The logic is that this data will also ease medical costs. Workflows will be improved and redundancies will be eliminated; patients will receive more nuanced diagnoses saving them from unnecessary treatment and its sticker shock; and big data will eliminate costly and elaborate drug trials, the reasoning goes.

But patients are billed for labor, lab work, procedures that use medical devices and drugs — all of which will use AI more extensively.

Dr. Mark Wolff, Ph.D., and chief health analytics strategist for the Health & Life Sciences Global Practice at SAS, consults for medical device manufacturers. “Think of HAL in 2001: A Space Odyssey and having a CT scanner with the cognition to anticipate operational failure and safety compromises,” he said.

But CT scanners cost from $300,000 to over $2 million, depending on their imaging technology and sophistication. A patient CT scan costs a national average of $896 compared to $97 in Canada, according to a Journal of the American Medical Association study. And another report in the Journal of American Medical Association indicates the rate of diagnostic medical imaging use continues to increase.

Although physician practices, smaller hospitals and clinics will have equal access to big data services on the internet, the best technology, however, will continue to reside in larger hospitals, according to Wolff.

Robert Wachter, M.D., is the department chair of medicine at the University of California, San Francisco. In this book, Digital Doctor: Hope, Hype, and Harm at the Dawn of Medicine’s Computer Age, he anticipates larger hospital networks that are more amenable to AI integration will out-peform smaller hospitals. And according to a New York Times article, market-dominant hospital mergers set elevated prices.

In pharmacology, AI promises to reduce the costly efforts in bringing a new drug to market from drug discovery, to drug development, to commercialization. But no regulations exist that govern how manufacturers set prices. So a best-in-class drug created with AI could capture staggering rates. This scenario doesn’t factor in individual insurance policies and other business-cycle variables.

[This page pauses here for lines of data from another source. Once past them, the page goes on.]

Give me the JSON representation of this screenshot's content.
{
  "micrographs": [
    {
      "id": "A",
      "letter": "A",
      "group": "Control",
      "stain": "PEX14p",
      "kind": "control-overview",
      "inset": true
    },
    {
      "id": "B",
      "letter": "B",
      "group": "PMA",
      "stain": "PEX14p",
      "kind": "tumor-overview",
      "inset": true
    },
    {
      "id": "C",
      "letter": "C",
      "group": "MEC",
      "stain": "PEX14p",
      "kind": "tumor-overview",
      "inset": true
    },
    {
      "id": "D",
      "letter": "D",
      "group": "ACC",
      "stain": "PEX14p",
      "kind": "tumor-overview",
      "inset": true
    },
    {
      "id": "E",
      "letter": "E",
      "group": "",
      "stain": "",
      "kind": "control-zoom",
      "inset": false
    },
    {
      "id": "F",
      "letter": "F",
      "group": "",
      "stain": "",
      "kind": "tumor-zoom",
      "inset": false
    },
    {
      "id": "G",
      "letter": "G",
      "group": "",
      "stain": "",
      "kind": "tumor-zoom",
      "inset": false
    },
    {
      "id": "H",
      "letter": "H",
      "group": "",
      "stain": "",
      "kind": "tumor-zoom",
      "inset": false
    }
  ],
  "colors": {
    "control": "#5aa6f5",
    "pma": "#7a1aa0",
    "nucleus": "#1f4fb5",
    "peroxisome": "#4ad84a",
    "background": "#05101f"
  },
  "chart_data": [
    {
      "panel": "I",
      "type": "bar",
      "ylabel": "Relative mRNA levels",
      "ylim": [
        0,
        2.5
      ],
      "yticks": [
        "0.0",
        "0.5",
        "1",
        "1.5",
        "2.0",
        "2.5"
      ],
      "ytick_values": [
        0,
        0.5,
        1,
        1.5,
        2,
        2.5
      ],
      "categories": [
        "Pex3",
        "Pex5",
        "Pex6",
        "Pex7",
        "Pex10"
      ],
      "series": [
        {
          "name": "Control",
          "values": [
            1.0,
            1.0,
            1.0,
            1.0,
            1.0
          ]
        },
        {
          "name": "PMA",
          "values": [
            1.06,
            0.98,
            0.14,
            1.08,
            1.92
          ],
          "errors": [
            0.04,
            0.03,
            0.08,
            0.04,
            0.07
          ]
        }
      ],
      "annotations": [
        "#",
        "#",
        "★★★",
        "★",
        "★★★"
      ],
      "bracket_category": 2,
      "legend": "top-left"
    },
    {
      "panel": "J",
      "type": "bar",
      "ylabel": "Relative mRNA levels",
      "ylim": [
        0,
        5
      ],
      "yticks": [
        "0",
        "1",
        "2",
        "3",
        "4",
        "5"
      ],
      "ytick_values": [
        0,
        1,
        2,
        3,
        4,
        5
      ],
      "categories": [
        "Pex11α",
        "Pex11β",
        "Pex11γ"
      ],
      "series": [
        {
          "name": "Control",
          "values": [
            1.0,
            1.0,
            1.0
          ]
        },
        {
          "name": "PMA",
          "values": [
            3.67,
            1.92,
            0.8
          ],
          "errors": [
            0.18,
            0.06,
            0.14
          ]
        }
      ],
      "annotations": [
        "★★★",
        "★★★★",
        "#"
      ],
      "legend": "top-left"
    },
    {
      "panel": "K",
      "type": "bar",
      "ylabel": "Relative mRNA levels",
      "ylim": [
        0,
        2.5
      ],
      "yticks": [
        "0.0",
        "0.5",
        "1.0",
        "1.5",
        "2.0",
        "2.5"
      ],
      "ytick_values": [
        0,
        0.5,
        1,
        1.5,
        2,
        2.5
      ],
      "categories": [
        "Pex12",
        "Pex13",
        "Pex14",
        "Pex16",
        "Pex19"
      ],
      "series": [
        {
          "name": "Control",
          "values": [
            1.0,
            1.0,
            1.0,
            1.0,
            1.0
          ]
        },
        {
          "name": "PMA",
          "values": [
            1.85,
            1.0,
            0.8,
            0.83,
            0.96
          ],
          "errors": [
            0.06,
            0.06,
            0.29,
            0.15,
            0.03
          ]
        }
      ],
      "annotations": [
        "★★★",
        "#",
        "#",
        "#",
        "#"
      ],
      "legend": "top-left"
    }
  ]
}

The insurance industry will increasingly leverage AI in the form of behavioral analytics, adding another layer of cost-variables. Wolff points to Adobe Systems, commonly known for its server, web and design platforms, with the company’s application of “Audience Intelligence” analytic software that collects data on human behavior. “The customer is replaced with patient,” said Wolff. “It makes no difference to Adobe.”

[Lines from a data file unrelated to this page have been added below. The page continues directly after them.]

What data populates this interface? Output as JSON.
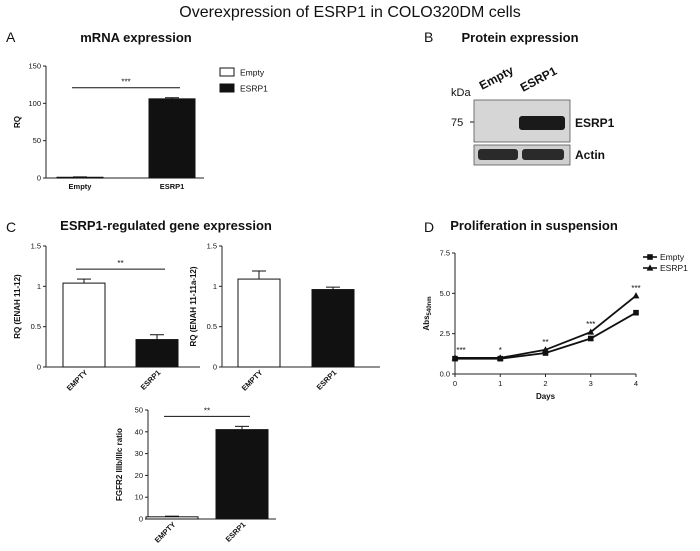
{
  "figure_title": "Overexpression of ESRP1 in COLO320DM cells",
  "panels": {
    "A": {
      "letter": "A",
      "title": "mRNA expression"
    },
    "B": {
      "letter": "B",
      "title": "Protein expression",
      "kda_label": "kDa",
      "marker": "75",
      "lanes": [
        "Empty",
        "ESRP1"
      ],
      "bands": [
        "ESRP1",
        "Actin"
      ]
    },
    "C": {
      "letter": "C",
      "title": "ESRP1-regulated gene expression"
    },
    "D": {
      "letter": "D",
      "title": "Proliferation in suspension"
    }
  },
  "colors": {
    "empty": "#ffffff",
    "esrp1": "#111111",
    "axis": "#222222"
  },
  "chart_data": [
    {
      "id": "A",
      "type": "bar",
      "categories": [
        "Empty",
        "ESRP1"
      ],
      "values": [
        1,
        106
      ],
      "errors": [
        0.5,
        1.5
      ],
      "fills": [
        "empty",
        "esrp1"
      ],
      "ylabel": "RQ",
      "ylim": [
        0,
        150
      ],
      "yticks": [
        0,
        50,
        100,
        150
      ],
      "significance": "***",
      "legend": [
        "Empty",
        "ESRP1"
      ]
    },
    {
      "id": "C1",
      "type": "bar",
      "categories": [
        "EMPTY",
        "ESRP1"
      ],
      "values": [
        1.04,
        0.34
      ],
      "errors": [
        0.05,
        0.06
      ],
      "fills": [
        "empty",
        "esrp1"
      ],
      "ylabel": "RQ (ENAH 11-12)",
      "ylim": [
        0,
        1.5
      ],
      "yticks": [
        0,
        0.5,
        1.0,
        1.5
      ],
      "significance": "**"
    },
    {
      "id": "C2",
      "type": "bar",
      "categories": [
        "EMPTY",
        "ESRP1"
      ],
      "values": [
        1.09,
        0.96
      ],
      "errors": [
        0.1,
        0.03
      ],
      "fills": [
        "empty",
        "esrp1"
      ],
      "ylabel": "RQ (ENAH 11-11a-12)",
      "ylim": [
        0,
        1.5
      ],
      "yticks": [
        0,
        0.5,
        1.0,
        1.5
      ],
      "significance": ""
    },
    {
      "id": "C3",
      "type": "bar",
      "categories": [
        "EMPTY",
        "ESRP1"
      ],
      "values": [
        1,
        41
      ],
      "errors": [
        0.3,
        1.5
      ],
      "fills": [
        "empty",
        "esrp1"
      ],
      "ylabel": "FGFR2 IIIb/IIIc ratio",
      "ylim": [
        0,
        50
      ],
      "yticks": [
        0,
        10,
        20,
        30,
        40,
        50
      ],
      "significance": "**"
    },
    {
      "id": "D",
      "type": "line",
      "x": [
        0,
        1,
        2,
        3,
        4
      ],
      "xticks": [
        0,
        1,
        2,
        3,
        4
      ],
      "xlim": [
        0,
        4
      ],
      "series": [
        {
          "name": "Empty",
          "values": [
            0.95,
            0.95,
            1.3,
            2.2,
            3.8
          ],
          "marker": "square"
        },
        {
          "name": "ESRP1",
          "values": [
            1.0,
            1.0,
            1.5,
            2.6,
            4.85
          ],
          "marker": "triangle"
        }
      ],
      "significance": [
        "***",
        "*",
        "**",
        "***",
        "***"
      ],
      "xlabel": "Days",
      "ylabel": "Abs",
      "ylabel_sub": "540nm",
      "ylim": [
        0,
        7.5
      ],
      "yticks": [
        "0.0",
        "2.5",
        "5.0",
        "7.5"
      ]
    }
  ]
}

He envisions a complex Fitbit-like device, with curated health data periodically fed to an online-based customer profile. “Think of the car insurance industry offering a lower rate with an installed GPS tracker. Monthly premiums will rise or lower based on how good or bad of a driver the customer is,” said Wolff. Based on this prediction, healthy patients may be incentivized with lower premiums, co-pays and deductibles, while sicker patients, by no fault of their own, may end up paying more.

One study addresses the issue from a macro-economic perspective. A nation’s GDP has direct influence on the prevalence of medical technology and per household healthcare affordibility.

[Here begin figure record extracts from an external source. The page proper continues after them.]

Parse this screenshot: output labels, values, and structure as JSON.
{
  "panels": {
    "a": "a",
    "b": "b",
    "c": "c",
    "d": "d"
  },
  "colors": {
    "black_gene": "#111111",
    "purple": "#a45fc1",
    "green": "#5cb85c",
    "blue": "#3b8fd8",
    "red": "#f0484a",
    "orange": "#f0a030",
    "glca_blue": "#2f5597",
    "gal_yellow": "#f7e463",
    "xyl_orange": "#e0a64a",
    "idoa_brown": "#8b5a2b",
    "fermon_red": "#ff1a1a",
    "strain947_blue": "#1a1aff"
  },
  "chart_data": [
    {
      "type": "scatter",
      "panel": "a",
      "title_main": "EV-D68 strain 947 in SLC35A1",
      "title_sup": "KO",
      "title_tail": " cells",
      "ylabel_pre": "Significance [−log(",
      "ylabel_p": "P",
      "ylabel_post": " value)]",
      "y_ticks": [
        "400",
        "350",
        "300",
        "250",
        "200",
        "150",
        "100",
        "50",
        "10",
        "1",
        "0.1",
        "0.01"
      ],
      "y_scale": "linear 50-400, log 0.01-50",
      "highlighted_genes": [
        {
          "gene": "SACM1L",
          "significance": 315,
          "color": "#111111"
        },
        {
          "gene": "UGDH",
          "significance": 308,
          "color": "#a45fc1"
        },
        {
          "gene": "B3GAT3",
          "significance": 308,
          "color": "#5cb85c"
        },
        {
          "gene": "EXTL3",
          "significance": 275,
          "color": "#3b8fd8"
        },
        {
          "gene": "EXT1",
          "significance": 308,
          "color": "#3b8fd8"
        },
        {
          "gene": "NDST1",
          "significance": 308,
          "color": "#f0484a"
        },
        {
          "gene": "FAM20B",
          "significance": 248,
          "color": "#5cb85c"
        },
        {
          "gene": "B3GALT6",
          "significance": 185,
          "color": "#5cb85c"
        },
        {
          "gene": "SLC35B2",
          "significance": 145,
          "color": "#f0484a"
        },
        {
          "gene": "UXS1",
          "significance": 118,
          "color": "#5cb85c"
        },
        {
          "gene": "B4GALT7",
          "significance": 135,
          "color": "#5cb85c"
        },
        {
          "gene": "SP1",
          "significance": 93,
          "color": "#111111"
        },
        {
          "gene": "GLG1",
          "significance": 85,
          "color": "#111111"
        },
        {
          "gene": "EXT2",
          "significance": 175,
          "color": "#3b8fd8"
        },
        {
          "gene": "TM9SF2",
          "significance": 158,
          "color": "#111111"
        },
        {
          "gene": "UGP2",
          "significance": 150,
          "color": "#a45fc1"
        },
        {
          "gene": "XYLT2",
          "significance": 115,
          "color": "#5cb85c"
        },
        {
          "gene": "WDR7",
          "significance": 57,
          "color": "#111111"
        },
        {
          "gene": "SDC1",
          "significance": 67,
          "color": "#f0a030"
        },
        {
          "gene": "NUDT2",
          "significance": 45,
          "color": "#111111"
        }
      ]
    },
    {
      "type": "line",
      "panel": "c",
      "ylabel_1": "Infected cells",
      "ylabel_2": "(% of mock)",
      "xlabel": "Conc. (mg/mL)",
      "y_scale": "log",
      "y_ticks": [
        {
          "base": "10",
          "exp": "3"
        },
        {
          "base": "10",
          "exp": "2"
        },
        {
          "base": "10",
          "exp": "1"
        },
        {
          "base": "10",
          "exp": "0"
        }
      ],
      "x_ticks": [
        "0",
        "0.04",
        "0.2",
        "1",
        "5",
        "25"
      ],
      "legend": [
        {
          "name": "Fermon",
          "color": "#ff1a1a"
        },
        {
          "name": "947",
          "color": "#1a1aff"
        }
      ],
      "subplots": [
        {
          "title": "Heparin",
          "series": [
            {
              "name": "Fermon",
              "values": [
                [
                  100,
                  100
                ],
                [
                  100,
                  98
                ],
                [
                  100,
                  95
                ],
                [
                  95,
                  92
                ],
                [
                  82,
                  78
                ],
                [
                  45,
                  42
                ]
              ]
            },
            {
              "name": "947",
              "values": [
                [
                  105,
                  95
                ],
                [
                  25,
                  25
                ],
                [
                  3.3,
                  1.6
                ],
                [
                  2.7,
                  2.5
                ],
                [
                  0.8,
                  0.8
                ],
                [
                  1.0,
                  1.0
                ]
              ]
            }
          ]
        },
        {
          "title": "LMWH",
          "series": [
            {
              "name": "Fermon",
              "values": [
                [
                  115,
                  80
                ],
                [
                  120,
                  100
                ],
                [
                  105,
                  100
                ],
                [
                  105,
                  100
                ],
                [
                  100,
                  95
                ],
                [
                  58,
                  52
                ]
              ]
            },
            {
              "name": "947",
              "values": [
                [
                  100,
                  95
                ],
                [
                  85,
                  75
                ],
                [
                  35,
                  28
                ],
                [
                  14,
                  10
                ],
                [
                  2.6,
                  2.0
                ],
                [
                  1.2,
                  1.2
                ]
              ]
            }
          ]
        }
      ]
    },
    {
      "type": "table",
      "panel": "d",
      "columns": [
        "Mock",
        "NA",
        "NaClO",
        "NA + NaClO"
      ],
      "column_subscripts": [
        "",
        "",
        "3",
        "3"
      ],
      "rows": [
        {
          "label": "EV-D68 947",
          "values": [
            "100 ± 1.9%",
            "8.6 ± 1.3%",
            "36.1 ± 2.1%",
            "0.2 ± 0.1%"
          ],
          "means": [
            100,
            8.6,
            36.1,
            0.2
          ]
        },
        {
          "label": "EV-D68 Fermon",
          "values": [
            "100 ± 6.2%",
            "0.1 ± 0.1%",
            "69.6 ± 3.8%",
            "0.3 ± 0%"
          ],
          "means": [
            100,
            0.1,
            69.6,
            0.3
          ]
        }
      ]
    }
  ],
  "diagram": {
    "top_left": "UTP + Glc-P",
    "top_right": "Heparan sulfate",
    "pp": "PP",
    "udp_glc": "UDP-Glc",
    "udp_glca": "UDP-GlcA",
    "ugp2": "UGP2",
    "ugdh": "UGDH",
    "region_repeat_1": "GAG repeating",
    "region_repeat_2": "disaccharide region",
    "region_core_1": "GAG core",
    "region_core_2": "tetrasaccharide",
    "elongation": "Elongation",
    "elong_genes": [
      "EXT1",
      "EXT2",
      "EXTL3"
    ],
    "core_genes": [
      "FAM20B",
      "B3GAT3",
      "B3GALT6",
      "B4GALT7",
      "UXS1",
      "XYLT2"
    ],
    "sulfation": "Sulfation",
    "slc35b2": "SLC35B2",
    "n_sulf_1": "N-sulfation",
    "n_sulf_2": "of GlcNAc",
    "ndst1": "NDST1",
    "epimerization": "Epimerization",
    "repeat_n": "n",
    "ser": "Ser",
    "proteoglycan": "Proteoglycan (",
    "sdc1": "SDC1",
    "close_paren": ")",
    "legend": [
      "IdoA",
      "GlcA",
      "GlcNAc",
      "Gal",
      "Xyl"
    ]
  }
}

Various policies have tried to stymie these trends. We introduced Medicare revisions to hospital payouts in the 1980s, instituted public and private healthcare organizations in the 1990s, and reduced expenses for patients with chronic illnesses in the 2000s.

One analysis confronts the national health care debate by demonstrating that expanding state-sponsored coverage to only low income populations actually raises costs. Government agencies, such as ACA, Medicare and Medicaid are more liable if medical technology raises expenses. But spreading coverage to wealthier demographics as well lowers medical innovation costs without affecting volume. This is because higher income households can afford higher markups with private insurance, such as in single-payer European systems.

“So, Watson, when will our healthcare system become insolvent?” Watson: “I’m sorry. I do not have an answer for your problem.”